In a long list of allegations, including claims that "threats of deportation were made to first-generation migrants if they did not sign postal vote papers to vote Labour", it contends that blank ballot papers were "completed by Labour candidates and activists rather than voters", and that "postal votes were collected in a completed form by Labour party agents, opened, the vote changed and resealed". Here, too, the three winning Labour councillors - Mohammed Islam, Muhammad Afzal and Mohammed Kazi - deny any wrongdoing. All six Labour councillors in Bordesley Green and Aston strenuously deny they had any knowledge of, or consented to, any corrupt practice in the course of their campaigns.
But the fact that these cases are being heard raises huge issues. They coincide with a third case: a former Labour councillor in Blackburn, Mohammed Hussain, faces a possible jail term after pleading guilty last month to conspiracy to rig the 2002 town hall election by getting supporters to fraudulently fill in more than 200 blank postal votes. And alarm bells should be ringing nationwide, because these cases coincide with the build-up to a general election.
They even utter a truth which dare not speak its name.
It's a sensitive issue, but electoral bodies and experts privately agree that inner-city areas of high ethnic-minority population are vulnerable to manipulation of the postal vote system. Ayoub Khan says: "One aspect of the culture is a system of hierarchy that doesn't just extend within the family - it extends into the families of your first cousins, second cousins; and within most extended families there are certain adults who play a very key role." In other words, the deep respect in which elders and senior family members are held means that "key adults and community leaders who have affiliated themselves with a party are in a position where they can extract postal votes in the hundreds".
As I posted last summer:
"It is likely that Labour will consider electoral fraud a price well worth paying for an increased turnout.
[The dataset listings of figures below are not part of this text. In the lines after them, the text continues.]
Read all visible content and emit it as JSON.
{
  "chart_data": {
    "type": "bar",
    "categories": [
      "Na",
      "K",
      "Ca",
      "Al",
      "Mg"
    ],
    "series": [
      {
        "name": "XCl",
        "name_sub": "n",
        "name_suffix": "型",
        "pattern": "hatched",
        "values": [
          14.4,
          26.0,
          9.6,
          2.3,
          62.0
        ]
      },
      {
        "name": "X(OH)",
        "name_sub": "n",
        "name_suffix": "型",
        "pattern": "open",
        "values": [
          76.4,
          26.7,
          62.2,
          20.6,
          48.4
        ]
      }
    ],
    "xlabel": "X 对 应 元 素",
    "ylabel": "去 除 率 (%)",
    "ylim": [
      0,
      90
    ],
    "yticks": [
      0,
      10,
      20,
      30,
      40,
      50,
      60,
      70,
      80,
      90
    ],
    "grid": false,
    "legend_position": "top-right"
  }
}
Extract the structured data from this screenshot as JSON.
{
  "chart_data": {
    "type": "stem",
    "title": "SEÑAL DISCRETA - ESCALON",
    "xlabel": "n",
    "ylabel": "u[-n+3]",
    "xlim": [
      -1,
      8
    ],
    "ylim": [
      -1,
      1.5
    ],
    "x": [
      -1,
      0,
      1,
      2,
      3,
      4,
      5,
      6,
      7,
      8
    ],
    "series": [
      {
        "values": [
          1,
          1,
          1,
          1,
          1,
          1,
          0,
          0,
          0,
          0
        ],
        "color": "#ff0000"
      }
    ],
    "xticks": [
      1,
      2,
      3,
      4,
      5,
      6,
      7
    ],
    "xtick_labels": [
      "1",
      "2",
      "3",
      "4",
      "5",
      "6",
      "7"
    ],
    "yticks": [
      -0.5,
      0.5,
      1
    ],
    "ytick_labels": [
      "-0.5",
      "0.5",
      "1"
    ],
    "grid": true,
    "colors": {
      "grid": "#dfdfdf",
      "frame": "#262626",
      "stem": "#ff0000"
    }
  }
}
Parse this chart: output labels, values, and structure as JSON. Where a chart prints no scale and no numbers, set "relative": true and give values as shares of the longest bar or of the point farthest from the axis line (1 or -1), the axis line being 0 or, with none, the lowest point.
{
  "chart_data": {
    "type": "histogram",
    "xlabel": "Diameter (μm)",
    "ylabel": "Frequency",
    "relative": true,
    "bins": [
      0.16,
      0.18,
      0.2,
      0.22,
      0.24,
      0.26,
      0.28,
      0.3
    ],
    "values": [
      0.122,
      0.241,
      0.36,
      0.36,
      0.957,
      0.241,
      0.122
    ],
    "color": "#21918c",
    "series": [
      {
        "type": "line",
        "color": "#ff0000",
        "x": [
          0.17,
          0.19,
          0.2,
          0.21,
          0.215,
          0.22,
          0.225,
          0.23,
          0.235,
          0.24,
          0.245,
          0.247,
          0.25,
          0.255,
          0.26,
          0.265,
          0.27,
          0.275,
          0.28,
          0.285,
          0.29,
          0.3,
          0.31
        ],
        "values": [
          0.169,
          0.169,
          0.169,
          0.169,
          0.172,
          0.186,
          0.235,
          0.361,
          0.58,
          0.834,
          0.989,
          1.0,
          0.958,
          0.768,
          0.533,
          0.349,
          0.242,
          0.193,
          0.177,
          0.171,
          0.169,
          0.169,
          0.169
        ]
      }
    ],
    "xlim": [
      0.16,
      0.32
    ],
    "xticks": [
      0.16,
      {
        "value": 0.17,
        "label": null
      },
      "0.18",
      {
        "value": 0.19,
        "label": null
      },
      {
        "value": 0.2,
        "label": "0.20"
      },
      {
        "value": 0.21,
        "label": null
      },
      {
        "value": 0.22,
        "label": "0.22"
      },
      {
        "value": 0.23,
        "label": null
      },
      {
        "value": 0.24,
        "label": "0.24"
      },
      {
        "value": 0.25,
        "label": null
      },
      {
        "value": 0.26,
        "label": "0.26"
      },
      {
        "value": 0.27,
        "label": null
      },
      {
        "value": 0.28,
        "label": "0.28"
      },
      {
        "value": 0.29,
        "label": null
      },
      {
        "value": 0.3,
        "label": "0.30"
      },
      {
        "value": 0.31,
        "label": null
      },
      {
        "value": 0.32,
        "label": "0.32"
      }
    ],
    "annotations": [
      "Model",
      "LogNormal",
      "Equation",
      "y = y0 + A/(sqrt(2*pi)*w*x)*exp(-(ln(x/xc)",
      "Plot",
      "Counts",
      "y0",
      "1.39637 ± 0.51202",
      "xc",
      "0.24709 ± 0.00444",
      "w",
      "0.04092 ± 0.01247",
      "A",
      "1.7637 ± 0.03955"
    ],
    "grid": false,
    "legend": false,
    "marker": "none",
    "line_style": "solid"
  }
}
Which means that future elections where the result is tight will be decided by fraud and/or intimidation. Bad will drive out good as the losers decide 'they're doing it, so we'll have to'. The ruling party will be able to tilt the process, as the police ignore fraud by some parties but prosecute frauds by others. A whole new breed of lawyers specialising in electoral law will exist.
The future ? Soviet levels of turnout and Third World levels of fairness."